Lesson 3 of 29 intermediate 9 min read

Before this:CPU, memory, storage & I/O

Beyond the CPU — GPUs, FPGAs & accelerators

Key takeaways The CPU is a generalist — a few fast cores that run any code, but not always the best tool for the job. When work is massively parallel or has to happen with hard timing guarantees, specialised silicon wins. A GPU throws thousands of small cores at wide, repetitive math (and powers modern AI). An FPGA becomes a custom circuit for deterministic, low-latency processing. A fixed-function accelerator (ASIC, NPU, TPU) trades away flexibility for maximum throughput and efficiency. The rule of thumb: reach past the CPU only when the CPU can’t keep up. See CPU, memory, storage & I/O.

The last lesson opened the box and found four parts in every computer: a CPU, memory, storage, and I/O. That CPU is a general-purpose processor — it will run anything you ask of it. But “will run anything” and “is the best tool for this particular job” are not the same claim. Some jobs are shaped so awkwardly for a CPU that engineers reach for a different kind of chip entirely. This lesson names those chips, explains what each is good at, and — honestly — where they do and don’t matter for SDR work.

The CPU is a generalist

A CPU has a handful of powerful cores, each running its fetch-execute loop very fast. Its great strength is versatility: it handles branchy, decision-heavy code — “if this, do that; otherwise loop back” — as easily as straight-line arithmetic. Almost all software you’ll ever write runs happily on a CPU, and for most tasks nothing else is needed.

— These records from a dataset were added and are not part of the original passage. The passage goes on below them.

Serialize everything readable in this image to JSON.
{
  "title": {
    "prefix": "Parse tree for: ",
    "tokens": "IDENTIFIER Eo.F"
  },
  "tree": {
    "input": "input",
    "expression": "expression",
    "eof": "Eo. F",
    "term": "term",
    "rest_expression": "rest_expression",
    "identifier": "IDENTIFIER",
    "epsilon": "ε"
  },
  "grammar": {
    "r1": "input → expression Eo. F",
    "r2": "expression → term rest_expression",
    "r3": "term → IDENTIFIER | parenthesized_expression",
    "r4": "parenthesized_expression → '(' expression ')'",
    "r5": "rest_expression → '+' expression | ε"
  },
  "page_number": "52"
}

Where a CPU struggles is at the extremes. Two in particular:

  • Massively parallel math. A CPU with eight cores can do eight things at once. If your job is the same simple operation applied to a million pieces of data, eight-at-a-time is slow.
  • Hard real-time signal work. A general-purpose operating system can pause your program at any moment to do something else. That’s fine for a spreadsheet, but if a filter must produce a result every fixed number of nanoseconds with no exceptions, the CPU’s flexibility becomes a liability.

Each of the chips below exists because it answers one of those two weaknesses.

GPUs — thousands of small cores

A GPU (graphics processing unit) attacks the first weakness. Where a CPU has a few big cores, a GPU has thousands of small, simple ones. They aren’t independent the way CPU cores are — they mostly march in lockstep, every core running the same instruction on a different slice of data. This is called data-parallel or SIMD (single instruction, multiple data) work.

That design was born for graphics: shading millions of pixels is exactly “do the same math to a huge grid of data.” Engineers soon realised the same engine could crunch any wide parallel math — a use called GPGPU (general-purpose computing on a GPU). Today that’s the engine behind modern AI: training and running neural networks is mostly enormous matrix multiplication, which maps perfectly onto thousands of cores.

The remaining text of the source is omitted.